I’m still ruminating about the question “Why do you like this old-ass music?” that was asked of me by an anonymous, faceless person on Zoom this week in our Mastering Academics Conversations class. Obviously, they still have a lot to learn about academic conversations and I still have a lot to learn about conducting online classes that permit anonymity.
We were playing a Kahoot game together online “Guess the Decade of this Song.” I prepared a list of 80+ songs to share with students, but with only an hour to play, I whittled it down to 40 hit songs of the 1940s thru the 1990s. Play a song excerpt, guess the decade and Kahoot keeps score. A fun concept but perhaps a bit long taking up the better part of an hour.
I woke up thinking about the question this morning. I have thought of so many better answers for that guy than what I came up with at the time. That’s how it usually goes.

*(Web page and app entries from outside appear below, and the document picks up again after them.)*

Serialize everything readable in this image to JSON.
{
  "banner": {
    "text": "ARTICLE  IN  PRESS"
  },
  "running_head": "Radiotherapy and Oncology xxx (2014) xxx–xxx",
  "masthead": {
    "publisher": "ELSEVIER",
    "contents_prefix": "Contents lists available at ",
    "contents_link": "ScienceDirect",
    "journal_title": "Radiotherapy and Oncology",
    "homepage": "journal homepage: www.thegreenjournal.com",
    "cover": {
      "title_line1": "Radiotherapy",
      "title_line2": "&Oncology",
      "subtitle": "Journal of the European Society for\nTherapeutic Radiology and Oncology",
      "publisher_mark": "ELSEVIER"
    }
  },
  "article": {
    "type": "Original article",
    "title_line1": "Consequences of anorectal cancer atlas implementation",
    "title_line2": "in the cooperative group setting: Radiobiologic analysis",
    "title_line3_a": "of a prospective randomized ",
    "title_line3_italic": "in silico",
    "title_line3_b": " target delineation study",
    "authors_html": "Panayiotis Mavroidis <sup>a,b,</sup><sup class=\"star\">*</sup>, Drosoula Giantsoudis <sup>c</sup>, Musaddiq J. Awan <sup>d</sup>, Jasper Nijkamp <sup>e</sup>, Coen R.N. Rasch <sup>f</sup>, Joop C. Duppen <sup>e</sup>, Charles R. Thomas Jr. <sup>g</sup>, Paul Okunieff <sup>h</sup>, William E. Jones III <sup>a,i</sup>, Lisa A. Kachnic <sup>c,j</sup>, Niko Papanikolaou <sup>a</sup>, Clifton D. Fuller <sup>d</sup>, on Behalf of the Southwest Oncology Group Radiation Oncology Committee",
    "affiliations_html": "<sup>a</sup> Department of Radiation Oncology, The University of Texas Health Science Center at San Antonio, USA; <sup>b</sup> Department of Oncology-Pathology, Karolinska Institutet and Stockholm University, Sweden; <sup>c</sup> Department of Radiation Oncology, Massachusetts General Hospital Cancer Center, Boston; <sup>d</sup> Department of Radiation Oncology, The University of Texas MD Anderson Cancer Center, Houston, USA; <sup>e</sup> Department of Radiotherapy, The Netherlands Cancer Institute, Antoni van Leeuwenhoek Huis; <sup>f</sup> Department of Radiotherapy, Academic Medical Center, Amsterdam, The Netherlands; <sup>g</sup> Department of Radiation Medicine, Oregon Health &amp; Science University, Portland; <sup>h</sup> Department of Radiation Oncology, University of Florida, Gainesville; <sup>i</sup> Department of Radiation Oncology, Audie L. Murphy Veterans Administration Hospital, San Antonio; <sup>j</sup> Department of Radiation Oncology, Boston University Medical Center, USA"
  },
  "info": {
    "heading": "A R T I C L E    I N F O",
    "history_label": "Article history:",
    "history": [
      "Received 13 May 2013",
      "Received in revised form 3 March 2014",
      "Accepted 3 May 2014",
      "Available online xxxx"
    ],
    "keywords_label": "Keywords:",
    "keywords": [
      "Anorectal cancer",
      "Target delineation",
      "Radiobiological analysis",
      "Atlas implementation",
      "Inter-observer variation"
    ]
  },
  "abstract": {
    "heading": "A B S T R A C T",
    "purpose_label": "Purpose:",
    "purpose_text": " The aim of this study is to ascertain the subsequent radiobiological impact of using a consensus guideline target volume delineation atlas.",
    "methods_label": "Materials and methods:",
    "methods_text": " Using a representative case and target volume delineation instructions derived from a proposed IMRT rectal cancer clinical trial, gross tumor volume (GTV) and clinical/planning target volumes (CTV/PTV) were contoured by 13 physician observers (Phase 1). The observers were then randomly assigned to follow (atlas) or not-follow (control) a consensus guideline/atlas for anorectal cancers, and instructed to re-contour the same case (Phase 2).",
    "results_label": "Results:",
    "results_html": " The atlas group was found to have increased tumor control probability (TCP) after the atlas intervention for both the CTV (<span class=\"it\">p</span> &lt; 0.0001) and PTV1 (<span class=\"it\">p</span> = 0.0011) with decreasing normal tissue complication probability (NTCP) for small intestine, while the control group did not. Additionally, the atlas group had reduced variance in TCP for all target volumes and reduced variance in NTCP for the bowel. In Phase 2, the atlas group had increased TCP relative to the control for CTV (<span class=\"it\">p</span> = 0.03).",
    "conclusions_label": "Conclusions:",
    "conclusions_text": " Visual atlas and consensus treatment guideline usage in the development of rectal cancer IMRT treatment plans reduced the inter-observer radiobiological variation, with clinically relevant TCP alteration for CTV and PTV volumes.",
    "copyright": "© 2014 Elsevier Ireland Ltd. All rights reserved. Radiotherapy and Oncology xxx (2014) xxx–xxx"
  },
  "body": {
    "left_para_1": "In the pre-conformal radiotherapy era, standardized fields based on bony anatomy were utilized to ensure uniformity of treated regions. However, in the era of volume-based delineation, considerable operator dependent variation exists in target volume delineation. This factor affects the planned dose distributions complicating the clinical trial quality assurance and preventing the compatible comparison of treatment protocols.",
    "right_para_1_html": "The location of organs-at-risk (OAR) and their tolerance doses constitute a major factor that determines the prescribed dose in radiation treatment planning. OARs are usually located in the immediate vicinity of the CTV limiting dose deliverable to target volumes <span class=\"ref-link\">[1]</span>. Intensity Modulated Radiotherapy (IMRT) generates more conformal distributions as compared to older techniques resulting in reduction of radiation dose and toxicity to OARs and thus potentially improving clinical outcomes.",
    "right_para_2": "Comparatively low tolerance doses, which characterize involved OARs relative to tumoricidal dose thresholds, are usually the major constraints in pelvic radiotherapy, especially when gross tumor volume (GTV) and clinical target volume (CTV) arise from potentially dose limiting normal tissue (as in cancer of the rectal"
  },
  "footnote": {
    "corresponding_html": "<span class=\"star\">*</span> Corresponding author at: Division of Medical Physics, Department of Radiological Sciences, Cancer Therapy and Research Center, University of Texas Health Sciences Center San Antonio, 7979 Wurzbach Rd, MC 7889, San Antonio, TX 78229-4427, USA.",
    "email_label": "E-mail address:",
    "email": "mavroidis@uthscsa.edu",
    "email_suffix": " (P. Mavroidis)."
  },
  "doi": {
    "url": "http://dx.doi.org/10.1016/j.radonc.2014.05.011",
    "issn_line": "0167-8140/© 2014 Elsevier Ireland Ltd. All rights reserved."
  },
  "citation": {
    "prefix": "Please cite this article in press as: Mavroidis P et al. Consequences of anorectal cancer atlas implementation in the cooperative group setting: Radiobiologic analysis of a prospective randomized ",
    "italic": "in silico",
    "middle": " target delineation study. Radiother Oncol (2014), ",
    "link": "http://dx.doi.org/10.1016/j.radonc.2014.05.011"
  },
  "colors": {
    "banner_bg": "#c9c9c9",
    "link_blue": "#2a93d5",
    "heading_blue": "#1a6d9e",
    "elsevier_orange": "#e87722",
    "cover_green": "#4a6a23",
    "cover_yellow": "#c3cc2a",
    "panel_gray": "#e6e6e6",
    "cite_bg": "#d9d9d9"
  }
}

The fact that it is the music of my mom and my grandparents, who are no longer with us is a big factor in the music I shared. Also, it is the music I learned about and shared with good friends I no longer get to see. This is something a young person likely has to learn much about.
We used to share our culture. We used to experience things like music and shows together. We no longer do that. We are now electronic narcissists, calling up the music of our heart’s desire whenever and wherever we want. And we don’t have to ask if anyone else likes it too or if they want to share it with us. It’s for me, me, me!
I learned about a lot of good music from my older “brothers” in the service. Generations overlapped there. So much of the music I shared came from an appreciation developed by me from people older than me who knew more than me. I was just passing it on to students for their consideration.
So if somebody wants to play “Guess the Decade of the Song” with me sometime, hit me up. I still have it ready to go.